Die Schnittstelle wird offenbar zumindest für Android ohne Update verteilt, ist aber dann eben einfach nur vorhanden und ihre Nutzung ist ohne Freischaltung seitens Apple/Google nicht möglich. Insofern macht es für Deutsche derzeit keinen Unterschied, ob diese API bei ihnen offen ist oder eben nicht, nutzen könnte die ausschließlich Apple/Google und die kommen im Zweifel auch so an alle möglichen personenbezogenen Daten, wenn es unbedingt sein muss.

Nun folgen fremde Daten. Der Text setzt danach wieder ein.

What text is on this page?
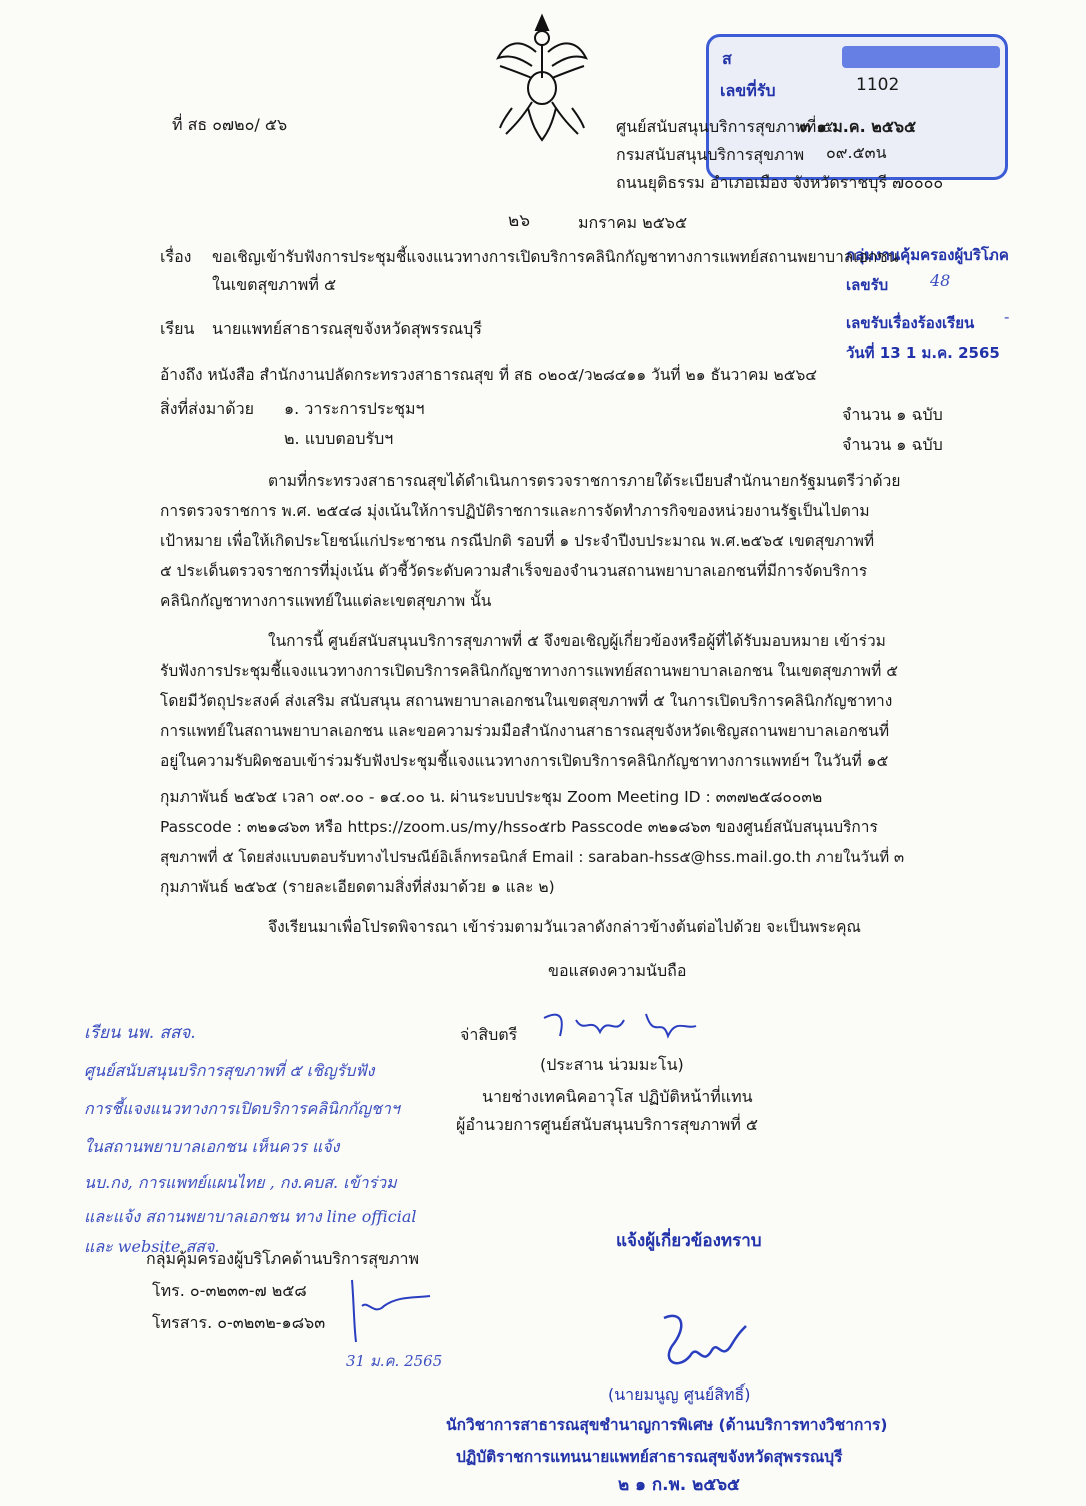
ส
เลขที่รับ	1102
๓ ๑ ม.ค. ๒๕๖๕
๐๙.๕๓น
ที่ สธ ๐๗๒๐/ ๕๖	ศูนย์สนับสนุนบริการสุขภาพที่ ๕
กรมสนับสนุนบริการสุขภาพ
ถนนยุติธรรม อำเภอเมือง จังหวัดราชบุรี ๗๐๐๐๐
๒๖	มกราคม ๒๕๖๕
กลุ่มงานคุ้มครองผู้บริโภค
เลขรับ	48
เลขรับเรื่องร้องเรียน -
วันที่ 13 1 ม.ค. 2565
เรื่อง ขอเชิญเข้ารับฟังการประชุมชี้แจงแนวทางการเปิดบริการคลินิกกัญชาทางการแพทย์สถานพยาบาลเอกชน
ในเขตสุขภาพที่ ๕
เรียน นายแพทย์สาธารณสุขจังหวัดสุพรรณบุรี
อ้างถึง หนังสือ สำนักงานปลัดกระทรวงสาธารณสุข ที่ สธ ๐๒๐๕/ว๒๘๔๑๑ วันที่ ๒๑ ธันวาคม ๒๕๖๔
สิ่งที่ส่งมาด้วย ๑. วาระการประชุมฯ	จำนวน ๑ ฉบับ
๒. แบบตอบรับฯ	จำนวน ๑ ฉบับ
ตามที่กระทรวงสาธารณสุขได้ดำเนินการตรวจราชการภายใต้ระเบียบสำนักนายกรัฐมนตรีว่าด้วย
การตรวจราชการ พ.ศ. ๒๕๔๘ มุ่งเน้นให้การปฏิบัติราชการและการจัดทำภารกิจของหน่วยงานรัฐเป็นไปตาม
เป้าหมาย เพื่อให้เกิดประโยชน์แก่ประชาชน กรณีปกติ รอบที่ ๑ ประจำปีงบประมาณ พ.ศ.๒๕๖๕ เขตสุขภาพที่
๕ ประเด็นตรวจราชการที่มุ่งเน้น ตัวชี้วัดระดับความสำเร็จของจำนวนสถานพยาบาลเอกชนที่มีการจัดบริการ
คลินิกกัญชาทางการแพทย์ในแต่ละเขตสุขภาพ นั้น
ในการนี้ ศูนย์สนับสนุนบริการสุขภาพที่ ๕ จึงขอเชิญผู้เกี่ยวข้องหรือผู้ที่ได้รับมอบหมาย เข้าร่วม
รับฟังการประชุมชี้แจงแนวทางการเปิดบริการคลินิกกัญชาทางการแพทย์สถานพยาบาลเอกชน ในเขตสุขภาพที่ ๕
โดยมีวัตถุประสงค์ ส่งเสริม สนับสนุน สถานพยาบาลเอกชนในเขตสุขภาพที่ ๕ ในการเปิดบริการคลินิกกัญชาทาง
การแพทย์ในสถานพยาบาลเอกชน และขอความร่วมมือสำนักงานสาธารณสุขจังหวัดเชิญสถานพยาบาลเอกชนที่
อยู่ในความรับผิดชอบเข้าร่วมรับฟังประชุมชี้แจงแนวทางการเปิดบริการคลินิกกัญชาทางการแพทย์ฯ ในวันที่ ๑๕
กุมภาพันธ์ ๒๕๖๕ เวลา ๐๙.๐๐ - ๑๔.๐๐ น. ผ่านระบบประชุม Zoom Meeting ID : ๓๓๗๒๕๘๐๐๓๒
Passcode : ๓๒๑๘๖๓ หรือ https://zoom.us/my/hss๐๕rb Passcode ๓๒๑๘๖๓ ของศูนย์สนับสนุนบริการ
สุขภาพที่ ๕ โดยส่งแบบตอบรับทางไปรษณีย์อิเล็กทรอนิกส์ Email : saraban-hss๕@hss.mail.go.th ภายในวันที่ ๓
กุมภาพันธ์ ๒๕๖๕ (รายละเอียดตามสิ่งที่ส่งมาด้วย ๑ และ ๒)
จึงเรียนมาเพื่อโปรดพิจารณา เข้าร่วมตามวันเวลาดังกล่าวข้างต้นต่อไปด้วย จะเป็นพระคุณ
ขอแสดงความนับถือ
จ่าสิบตรี
(ประสาน น่วมมะโน)
นายช่างเทคนิคอาวุโส ปฏิบัติหน้าที่แทน
ผู้อำนวยการศูนย์สนับสนุนบริการสุขภาพที่ ๕
เรียน นพ. สสจ.
ศูนย์สนับสนุนบริการสุขภาพที่ ๕ เชิญรับฟัง
การชี้แจงแนวทางการเปิดบริการคลินิกกัญชาฯ
ในสถานพยาบาลเอกชน เห็นควร แจ้ง
นบ.กง, การแพทย์แผนไทย , กง.คบส. เข้าร่วม
และแจ้ง สถานพยาบาลเอกชน ทาง line official
และ website สสจ.
กลุ่มคุ้มครองผู้บริโภคด้านบริการสุขภาพ
โทร. ๐-๓๒๓๓-๗ ๒๕๘
โทรสาร. ๐-๓๒๓๒-๑๘๖๓
31 ม.ค. 2565
แจ้งผู้เกี่ยวข้องทราบ
(นายมนูญ ศูนย์สิทธิ์)
นักวิชาการสาธารณสุขชำนาญการพิเศษ (ด้านบริการทางวิชาการ)
ปฏิบัติราชการแทนนายแพทย์สาธารณสุขจังหวัดสุพรรณบุรี
๒ ๑ ก.พ. ๒๕๖๕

Perfekt wird die Dummheit aber durch die Erwähnung von GPS. Und hier offenbart sich, dass der Schreiber ein Aluhutvideo zuviel geguckt hat und bei Tracking an örtliche Nachverfolgung denkt.

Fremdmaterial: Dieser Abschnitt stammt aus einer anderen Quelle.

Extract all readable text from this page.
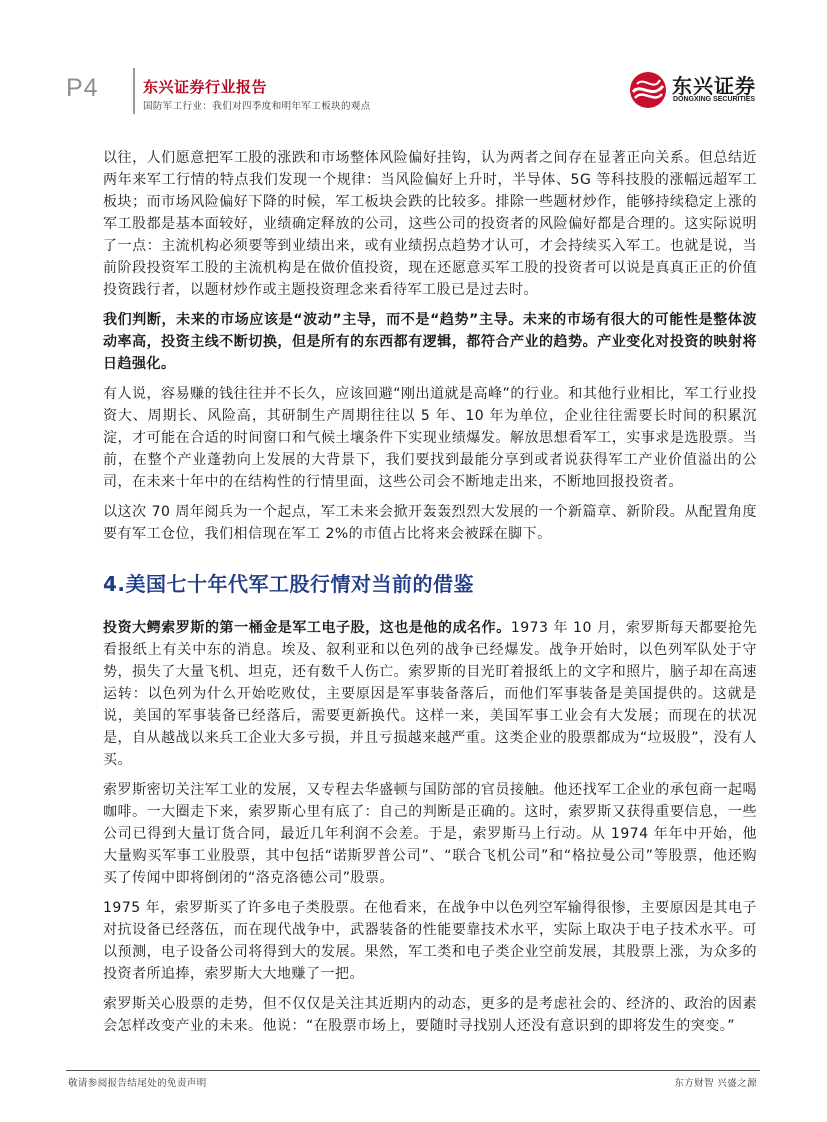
P4	东兴证券行业报告
国防军工行业：我们对四季度和明年军工板块的观点
东兴证券
DONGXING SECURITIES

以往，人们愿意把军工股的涨跌和市场整体风险偏好挂钩，认为两者之间存在显著正向关系。但总结近两年来军工行情的特点我们发现一个规律：当风险偏好上升时，半导体、5G 等科技股的涨幅远超军工板块；而市场风险偏好下降的时候，军工板块会跌的比较多。排除一些题材炒作，能够持续稳定上涨的军工股都是基本面较好，业绩确定释放的公司，这些公司的投资者的风险偏好都是合理的。这实际说明了一点：主流机构必须要等到业绩出来，或有业绩拐点趋势才认可，才会持续买入军工。也就是说，当前阶段投资军工股的主流机构是在做价值投资，现在还愿意买军工股的投资者可以说是真真正正的价值投资践行者，以题材炒作或主题投资理念来看待军工股已是过去时。

我们判断，未来的市场应该是“波动”主导，而不是“趋势”主导。未来的市场有很大的可能性是整体波动率高，投资主线不断切换，但是所有的东西都有逻辑，都符合产业的趋势。产业变化对投资的映射将日趋强化。

有人说，容易赚的钱往往并不长久，应该回避“刚出道就是高峰”的行业。和其他行业相比，军工行业投资大、周期长、风险高，其研制生产周期往往以 5 年、10 年为单位，企业往往需要长时间的积累沉淀，才可能在合适的时间窗口和气候土壤条件下实现业绩爆发。解放思想看军工，实事求是选股票。当前，在整个产业蓬勃向上发展的大背景下，我们要找到最能分享到或者说获得军工产业价值溢出的公司，在未来十年中的在结构性的行情里面，这些公司会不断地走出来，不断地回报投资者。

以这次 70 周年阅兵为一个起点，军工未来会掀开轰轰烈烈大发展的一个新篇章、新阶段。从配置角度要有军工仓位，我们相信现在军工 2%的市值占比将来会被踩在脚下。

4.美国七十年代军工股行情对当前的借鉴

投资大鳄索罗斯的第一桶金是军工电子股，这也是他的成名作。1973 年 10 月，索罗斯每天都要抢先看报纸上有关中东的消息。埃及、叙利亚和以色列的战争已经爆发。战争开始时，以色列军队处于守势，损失了大量飞机、坦克，还有数千人伤亡。索罗斯的目光盯着报纸上的文字和照片，脑子却在高速运转：以色列为什么开始吃败仗，主要原因是军事装备落后，而他们军事装备是美国提供的。这就是说，美国的军事装备已经落后，需要更新换代。这样一来，美国军事工业会有大发展；而现在的状况是，自从越战以来兵工企业大多亏损，并且亏损越来越严重。这类企业的股票都成为“垃圾股”，没有人买。

索罗斯密切关注军工业的发展，又专程去华盛顿与国防部的官员接触。他还找军工企业的承包商一起喝咖啡。一大圈走下来，索罗斯心里有底了：自己的判断是正确的。这时，索罗斯又获得重要信息，一些公司已得到大量订货合同，最近几年利润不会差。于是，索罗斯马上行动。从 1974 年年中开始，他大量购买军事工业股票，其中包括“诺斯罗普公司”、“联合飞机公司”和“格拉曼公司”等股票，他还购买了传闻中即将倒闭的“洛克洛德公司”股票。

1975 年，索罗斯买了许多电子类股票。在他看来，在战争中以色列空军输得很惨，主要原因是其电子对抗设备已经落伍，而在现代战争中，武器装备的性能要靠技术水平，实际上取决于电子技术水平。可以预测，电子设备公司将得到大的发展。果然，军工类和电子类企业空前发展，其股票上涨，为众多的投资者所追捧，索罗斯大大地赚了一把。

索罗斯关心股票的走势，但不仅仅是关注其近期内的动态，更多的是考虑社会的、经济的、政治的因素会怎样改变产业的未来。他说：“在股票市场上，要随时寻找别人还没有意识到的即将发生的突变。”

敬请参阅报告结尾处的免责声明	东方财智 兴盛之源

Das ist aber eigentlich nicht die Idee der Corona-Apps. Es mag sein, dass geographisches Tracking schon auch Teil davon wird, das weiß ich gar nicht. Aber die Idee ist eine Andere, denn an sich sollte die App über Bluetooth abgleichen, mit welchen anderen App-Nutzern wir so Kontakt haben. Und diese werden dann benachrichtigt, wenn wir uns infiziert haben sollten.

Um das zu erreichen genügt es, wenn die Geräte untereinander diese (anonymen) Kontakt-Beacons speichern. Und zwar für die Zeitspanne, die relevant ist, was dem Vernehmen nach 14 Tage sind.

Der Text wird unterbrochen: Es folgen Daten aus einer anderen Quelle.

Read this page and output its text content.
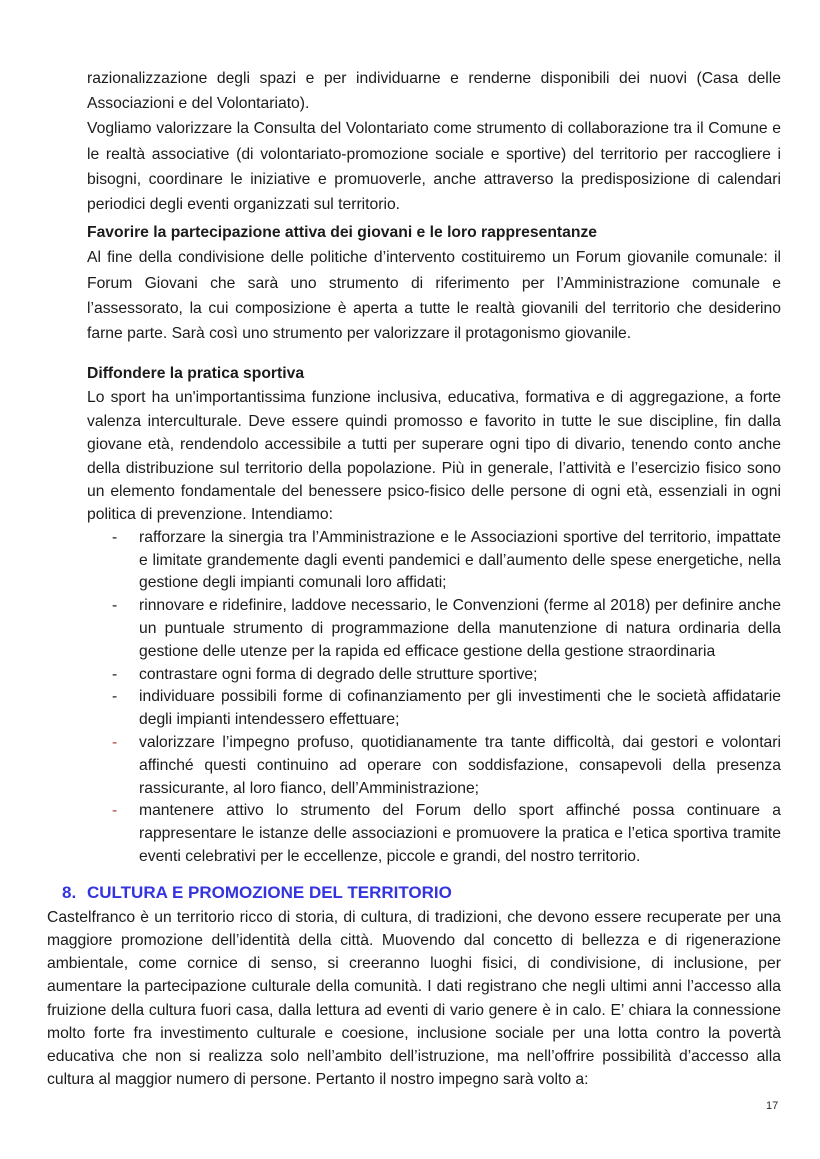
razionalizzazione degli spazi e per individuarne e renderne disponibili dei nuovi (Casa delle Associazioni e del Volontariato).

Vogliamo valorizzare la Consulta del Volontariato come strumento di collaborazione tra il Comune e le realtà associative (di volontariato-promozione sociale e sportive) del territorio per raccogliere i bisogni, coordinare le iniziative e promuoverle, anche attraverso la predisposizione di calendari periodici degli eventi organizzati sul territorio.

Favorire la partecipazione attiva dei giovani e le loro rappresentanze

Al fine della condivisione delle politiche d’intervento costituiremo un Forum giovanile comunale: il Forum Giovani che sarà uno strumento di riferimento per l’Amministrazione comunale e l’assessorato, la cui composizione è aperta a tutte le realtà giovanili del territorio che desiderino farne parte. Sarà così uno strumento per valorizzare il protagonismo giovanile.

Diffondere la pratica sportiva

Lo sport ha un'importantissima funzione inclusiva, educativa, formativa e di aggregazione, a forte valenza interculturale. Deve essere quindi promosso e favorito in tutte le sue discipline, fin dalla giovane età, rendendolo accessibile a tutti per superare ogni tipo di divario, tenendo conto anche della distribuzione sul territorio della popolazione. Più in generale, l’attività e l’esercizio fisico sono un elemento fondamentale del benessere psico-fisico delle persone di ogni età, essenziali in ogni politica di prevenzione. Intendiamo:

- rafforzare la sinergia tra l’Amministrazione e le Associazioni sportive del territorio, impattate e limitate grandemente dagli eventi pandemici e dall’aumento delle spese energetiche, nella gestione degli impianti comunali loro affidati;
- rinnovare e ridefinire, laddove necessario, le Convenzioni (ferme al 2018) per definire anche un puntuale strumento di programmazione della manutenzione di natura ordinaria della gestione delle utenze per la rapida ed efficace gestione della gestione straordinaria
- contrastare ogni forma di degrado delle strutture sportive;
- individuare possibili forme di cofinanziamento per gli investimenti che le società affidatarie degli impianti intendessero effettuare;
- valorizzare l’impegno profuso, quotidianamente tra tante difficoltà, dai gestori e volontari affinché questi continuino ad operare con soddisfazione, consapevoli della presenza rassicurante, al loro fianco, dell’Amministrazione;
- mantenere attivo lo strumento del Forum dello sport affinché possa continuare a rappresentare le istanze delle associazioni e promuovere la pratica e l’etica sportiva tramite eventi celebrativi per le eccellenze, piccole e grandi, del nostro territorio.
8. CULTURA E PROMOZIONE DEL TERRITORIO

Castelfranco è un territorio ricco di storia, di cultura, di tradizioni, che devono essere recuperate per una maggiore promozione dell’identità della città. Muovendo dal concetto di bellezza e di rigenerazione ambientale, come cornice di senso, si creeranno luoghi fisici, di condivisione, di inclusione, per aumentare la partecipazione culturale della comunità. I dati registrano che negli ultimi anni l’accesso alla fruizione della cultura fuori casa, dalla lettura ad eventi di vario genere è in calo. E’ chiara la connessione molto forte fra investimento culturale e coesione, inclusione sociale per una lotta contro la povertà educativa che non si realizza solo nell’ambito dell’istruzione, ma nell’offrire possibilità d’accesso alla cultura al maggior numero di persone. Pertanto il nostro impegno sarà volto a:

17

Wenn man das geschickt anstellt, ist eine Überwachung bis hin zur Erstellung von Bewegungsprofilen, technisch auszuschließen. Zumindest, solange Google/Apple dies nicht ausdrücklich erlauben. Was sie mindestens offiziell vermutlich nie tun werden.

Unabhängig von den Wichsphantasien der Aluhüte ist den Herstellern der Geräte und auch der Apps, sowie der Regierungen, die den Spaß bezahlen, vor allem eines ein Anliegen: Das um Himmels Willen möglichst viele Leute diese App installieren und nutzen.

Die Mutter aller Beweggründe, dies nicht tun zu wollen, ist auf jeden Fall Misstrauen, weswegen alle Beteiligten gut beraten sind, alles zu tun, um Bedenken, dass diese Technologie zu Massenüberwachung missbraucht werden könnte, zu zerstreuen. Deswegen wird der Code der deutschen App wohl auch komplett öffentlich sein.

Gleichwohl ist Misstrauen in gesundem Umfang natürlich immer in Ordnung. Aber es gibt ein schrecklichschönes Argument dafür, dass die Regierungen das alles gar nicht nötig haben, um uns massenhaft zu überwachen.

Und das sind die zahlreichen anderen Möglichkeiten, die es bereits gäbe. Zum Beispiel kann man in Deutschland keine Rufnummer mehr bekommen, ohne sich auszuweisen. Es kann also jede SIM prinzipiell einer konkreten Person zugeordnet werden. Via Funkzellenabfrage und Methoden wie der stillen SMS lässt sich ohne Weiteres ein komplettes Bewegungsprofil ermitteln.

Das ist nur ein Beispiel von vielen. Wem ist denn schon bewusst, dass mittlerweile jedes Auto über Mobilfunk und GPS verfügt und beides ohne Zutun des Fahrers oder Eigentümers den Standort an Dritte melden kann und dies bei Unfällen dann auch tut, aber theoretisch problemlos auch alle 10 Minuten von irgendwelchen Geheimdiensten abgefragt werden könnte?

Dann Gesichtserkennung und Überwachungskameras im öffentlichen Raum, die ebenfalls personenbezogenes Tracking möglich machen. Und so weiter und so fort.

Es mag witzig sein, sich eine Verschwörungstheorie á la „Corona wurde erfunden, damit wir alle überwacht werden können“ auszudenken. Aber ganz ehrlich: Wenn die große Weltverschwörung Orwell hätte einführen wollen, wäre das dank moderner Technik wesentlich subtiler, einfacher und kostengünstiger möglich.

Und vor allem wäre es möglich, ohne, dass Alukasper, die nicht von zwölf bis mittags denken können, davon irgendwas mitkriegen, geschweigedenn Verdacht schöpfen.